Bark Stripping and Step Building

Day 8. 28 June 2006

Wednesday. Today was to be our first day off, but a look at the weather forecast suggested that Thursday might be cooler for a day trip into Venice. As it turns out, the day begins slightly overcast with cloud when we make the short journey into Chies d’Alpago.

Parking up in the town square we take the nature walk started off by last year’s conservation volunteers, and part of the town’s Natural History Museum, up to the old cemetary – not much visited today except by the town’s elderly – and down the ridge through the woodland to where the path takes a downward scramble through the undergrowth. It is this section that we are to clear and build steps into. We descend down the hill to where Roger (for some reason whenever I mean to say Andy, I say Roger?!!) has brought the van, our bags, and the tools to.

We choose our tool of choice and begin work cutting back overhanging trees and pulling out saplings that are in the middle of what is to be a fairly informal path. For much of the morning, bill hook in hand, I slash merrily away through the woods. But it is hard work, constantly going up and down the slope, bending and pulling, and standing and throwing clear.

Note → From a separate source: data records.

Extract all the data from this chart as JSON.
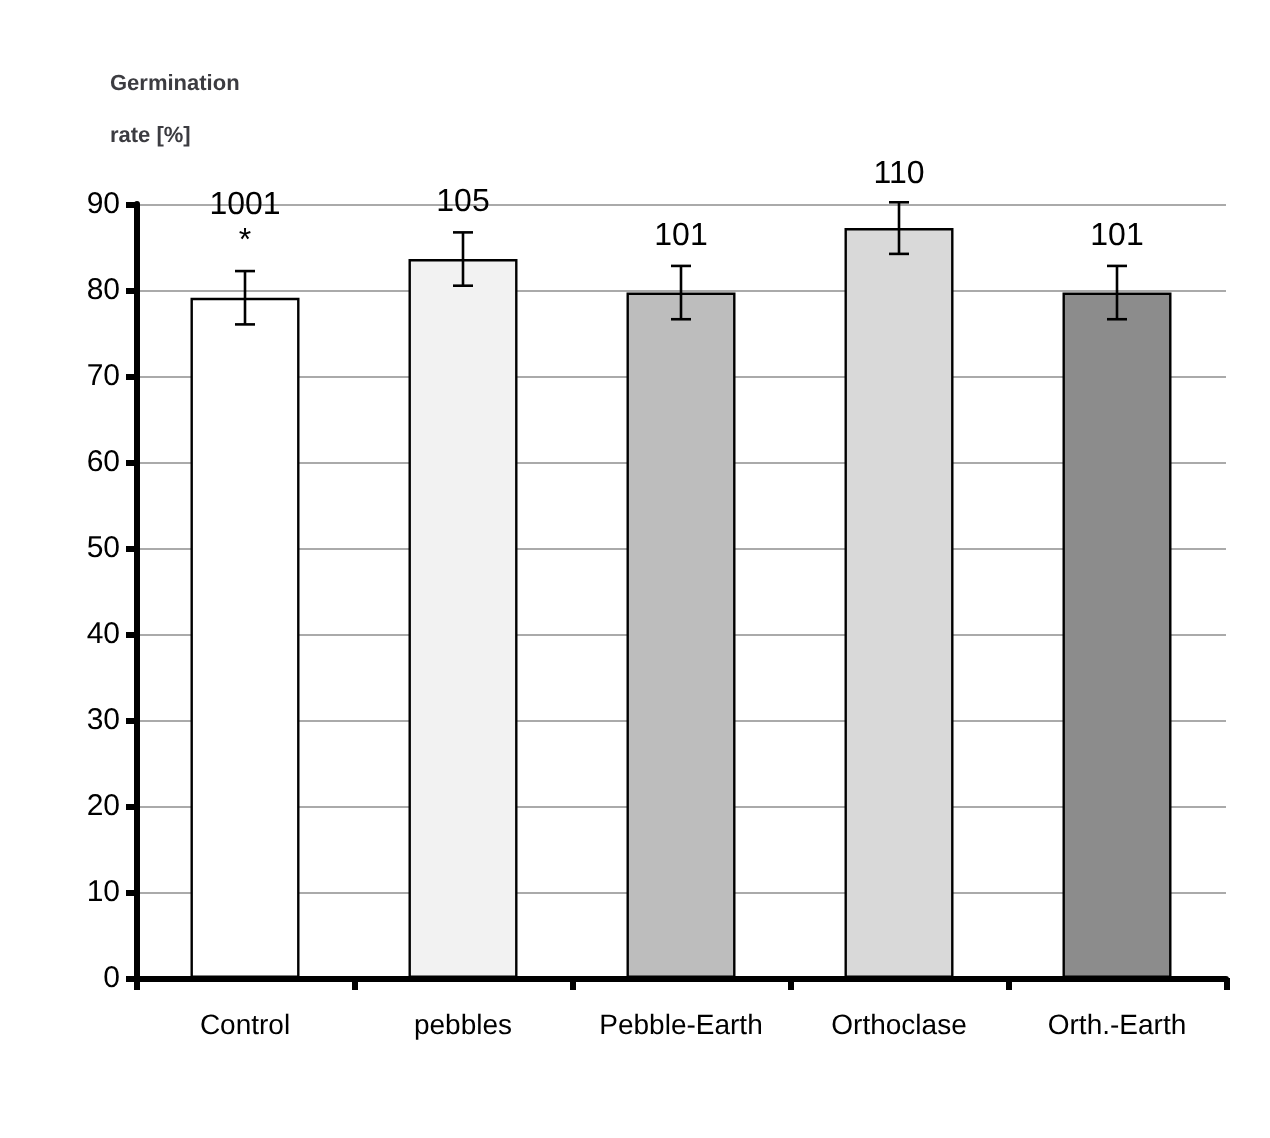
{
  "chart_data": {
    "type": "bar",
    "ylabel": "Germination rate [%]",
    "categories": [
      "Control",
      "pebbles",
      "Pebble-Earth",
      "Orthoclase",
      "Orth.-Earth"
    ],
    "values": [
      79.1,
      83.6,
      79.7,
      87.2,
      79.7
    ],
    "errors": [
      3.1,
      3.1,
      3.1,
      3,
      3.1
    ],
    "annotations": [
      {
        "text": "1001\n*",
        "x": "Control",
        "y": 82.2
      },
      {
        "text": "105",
        "x": "pebbles",
        "y": 86.7
      },
      {
        "text": "101",
        "x": "Pebble-Earth",
        "y": 82.8
      },
      {
        "text": "110",
        "x": "Orthoclase",
        "y": 90
      },
      {
        "text": "101",
        "x": "Orth.-Earth",
        "y": 82.8
      }
    ],
    "colors": [
      "#ffffff",
      "#f2f2f2",
      "#bdbdbd",
      "#d9d9d9",
      "#8c8c8c"
    ],
    "ylim": [
      0,
      90
    ],
    "yticks": [
      0,
      10,
      20,
      30,
      40,
      50,
      60,
      70,
      80,
      90
    ],
    "grid": "y"
  }
}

Following lunch, as one group finish of the last little bit of path clearance to the top of the hill, and another begin work on the log steps, John, Sarah-Jane and myself remain down the bottom in the shade and close to a plentiful, and welcome, supply of bottled water, stripping the bark form the logs. It has been found that by doing this, insects can’t get beneath the bark, creating cavities in which water can be caught, and so the logs do not rot as quickly.

It is hard work, particularly on the hand and arm muscles as we stand with these logs wedged between hip and waist, using bill hooks to peel back the bark from the wood. But it is a task that is both beguiling and therapeutic, and amazingly peaceful. Doing it I can well imagine how woodsman find that they love their work.

By the end of the afternoon, the three of us have got good at bark stripping, and succeed in impressing Janet and her too American friends, Marvin and Betty when they arrive for a visit. I even have time to create a photographic sculpture out of stripped logs and bill hooks…

A good days work done, we leave, stopping briefly a the shop in Chies before returning to our nursery school to relax into the evening, enjoying a Jamie Oliver inspired aubergine bake courtesy of Carol, and a return trip to the bar for more Prosecco and a round of pigs.